Medical Students Take Part in Exchange Program
By Laura Strickler, Staff Reporter
Thursday, 21 October 2010
TORONTO – The first two medical students to participate in an exchange between University of Toronto and the Technion – Israel Institute of Technology recently shared their experiences at a dinner celebrating the inauguration of the program.
Rana Halloumee of Israel and Daniel Pincus, a Toronto student, were the first participants in the CREMS (Comprehensive Research Experience for Medical Students) Program between Toronto and Israel. Halloumee spent her two months on exchange researching heart rate-dependent electrical remodelling. This was her first time in North America, and one of the first things she noticed about Toronto was its multiculturalism.
“I was very impressed to see how people [in Toronto] respect each other and treat each other well no matter what their nationality or homeland is,” the third-year medical student (equivalent to first year in Canada) said.
Pincus spent his three months in Israel researching hip fractures and bone imaging at Carmel Medical Center in Haifa. When asked about his experience on exchange, he said he would definitely recommend that others should participate.
“It’s good to get some really productive research done, and on the other hand, have an experience that is usually not offered to medical students in first and second year.
“I am humbled and privileged that I was able to participate,” he added.

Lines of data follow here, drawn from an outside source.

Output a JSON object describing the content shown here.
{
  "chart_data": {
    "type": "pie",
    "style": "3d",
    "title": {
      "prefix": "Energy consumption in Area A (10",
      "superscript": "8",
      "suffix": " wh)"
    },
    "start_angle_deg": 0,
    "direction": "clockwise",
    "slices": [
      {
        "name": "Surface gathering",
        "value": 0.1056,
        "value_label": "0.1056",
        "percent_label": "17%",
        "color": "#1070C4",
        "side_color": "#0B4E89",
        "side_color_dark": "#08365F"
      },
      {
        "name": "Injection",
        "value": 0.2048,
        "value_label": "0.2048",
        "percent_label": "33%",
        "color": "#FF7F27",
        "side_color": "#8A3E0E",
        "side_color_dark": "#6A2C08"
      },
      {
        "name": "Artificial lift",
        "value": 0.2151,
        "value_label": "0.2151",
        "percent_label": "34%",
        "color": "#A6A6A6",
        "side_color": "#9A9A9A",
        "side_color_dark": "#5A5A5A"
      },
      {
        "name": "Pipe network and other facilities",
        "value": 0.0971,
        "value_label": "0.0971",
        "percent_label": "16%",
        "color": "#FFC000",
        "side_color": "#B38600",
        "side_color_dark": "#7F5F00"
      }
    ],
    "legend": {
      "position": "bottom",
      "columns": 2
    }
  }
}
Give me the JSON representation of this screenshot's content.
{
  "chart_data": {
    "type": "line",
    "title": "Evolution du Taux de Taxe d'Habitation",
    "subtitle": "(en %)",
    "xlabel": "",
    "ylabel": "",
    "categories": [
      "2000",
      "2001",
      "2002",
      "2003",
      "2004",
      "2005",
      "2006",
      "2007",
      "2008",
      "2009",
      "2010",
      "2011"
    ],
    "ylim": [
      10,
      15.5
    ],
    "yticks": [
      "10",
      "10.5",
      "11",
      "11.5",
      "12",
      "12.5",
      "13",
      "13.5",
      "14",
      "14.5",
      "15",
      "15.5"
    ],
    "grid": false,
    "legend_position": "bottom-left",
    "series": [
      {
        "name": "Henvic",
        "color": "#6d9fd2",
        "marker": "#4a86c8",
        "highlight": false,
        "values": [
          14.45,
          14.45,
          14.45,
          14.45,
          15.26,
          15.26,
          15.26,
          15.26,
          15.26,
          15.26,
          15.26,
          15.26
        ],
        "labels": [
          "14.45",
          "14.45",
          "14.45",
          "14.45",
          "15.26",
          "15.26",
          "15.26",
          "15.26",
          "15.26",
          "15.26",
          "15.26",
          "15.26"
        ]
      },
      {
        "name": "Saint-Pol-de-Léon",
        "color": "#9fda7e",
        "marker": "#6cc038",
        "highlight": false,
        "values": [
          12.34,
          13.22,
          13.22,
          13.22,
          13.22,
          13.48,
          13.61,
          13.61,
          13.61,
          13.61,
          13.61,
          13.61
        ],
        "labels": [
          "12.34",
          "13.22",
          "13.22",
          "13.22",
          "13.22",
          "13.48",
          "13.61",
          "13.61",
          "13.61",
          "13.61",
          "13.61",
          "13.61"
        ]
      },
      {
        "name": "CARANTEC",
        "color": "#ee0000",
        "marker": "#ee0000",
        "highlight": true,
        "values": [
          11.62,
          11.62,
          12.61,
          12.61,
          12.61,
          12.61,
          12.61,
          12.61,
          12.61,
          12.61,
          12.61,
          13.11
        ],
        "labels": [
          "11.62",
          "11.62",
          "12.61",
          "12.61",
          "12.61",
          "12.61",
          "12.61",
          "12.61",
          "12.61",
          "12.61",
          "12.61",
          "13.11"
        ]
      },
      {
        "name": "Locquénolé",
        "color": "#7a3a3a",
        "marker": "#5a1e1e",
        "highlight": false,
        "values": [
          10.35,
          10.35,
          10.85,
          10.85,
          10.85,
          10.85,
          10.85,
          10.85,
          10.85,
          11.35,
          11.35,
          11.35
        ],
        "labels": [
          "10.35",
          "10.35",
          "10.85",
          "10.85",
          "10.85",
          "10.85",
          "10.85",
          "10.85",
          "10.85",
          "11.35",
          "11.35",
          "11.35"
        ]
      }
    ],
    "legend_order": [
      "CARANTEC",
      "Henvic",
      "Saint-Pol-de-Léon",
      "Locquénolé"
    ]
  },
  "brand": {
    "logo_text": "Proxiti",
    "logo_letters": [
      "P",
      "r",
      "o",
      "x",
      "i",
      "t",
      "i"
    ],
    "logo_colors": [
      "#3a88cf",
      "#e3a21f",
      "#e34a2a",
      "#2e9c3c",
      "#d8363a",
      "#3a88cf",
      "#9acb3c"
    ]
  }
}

The CREMS Program, established in 2005, allows first- and second-year medical students from the University of Toronto to participate in research-based exchanges at medical schools all over the world.
The idea to start a Toronto-Israel exchange came from Dr. George Fantus, associate dean of research in the faculty of medicine at U of T. He was familiar with schools in Israel – his daughter went to medical school there, a nephew attended the Technion and his son spent some time at the Weizmann Institute of Science.
One of the largest hurdles, Fantus said, was getting money to fund the students. After approximately a year of negotiating, the Canadian Technion Society approached with a proposal to support the exchange program. Gary Goldberg, national president of the society, has been very supportive, he said. In all, it took about 2-1/2 years to get this exchange off the ground.
At the dinner, Judith Wolfson, vice-president of university relations, discussed the importance of students appreciating and being aware of the world beyond where they live.
“[There is a] huge interest in all students at all levels to ‘internationalize’ their experience and ensure a broader understanding of their field in the world,” Wolfson said.
Catharine Whiteside, dean of the U of T faculty of medicine, was excited by both the potential of the Israel branch of CREMS and that of the program in general.
“We’re very keen to partner with the best in the world, and this opportunity with Technion exemplifies that for us,” she said.
“It’s a great opportunity for our students to experience another institution in another country and learn about health and about medical sciences from a different perspective, but still have an experience that’s beyond just learning about science.
“These types of experiences have a lifetime impact on the students. I think we’ll probably see this program grow.”
For Fantus, the importance of the exchange program is threefold: it furthers medical research, creates global citizens and promotes peace in the world.
“It’s important for people everywhere to have different experiences and be exposed to different cultures,” he said.
“Only with common goals and understanding can we create a better life for everybody.”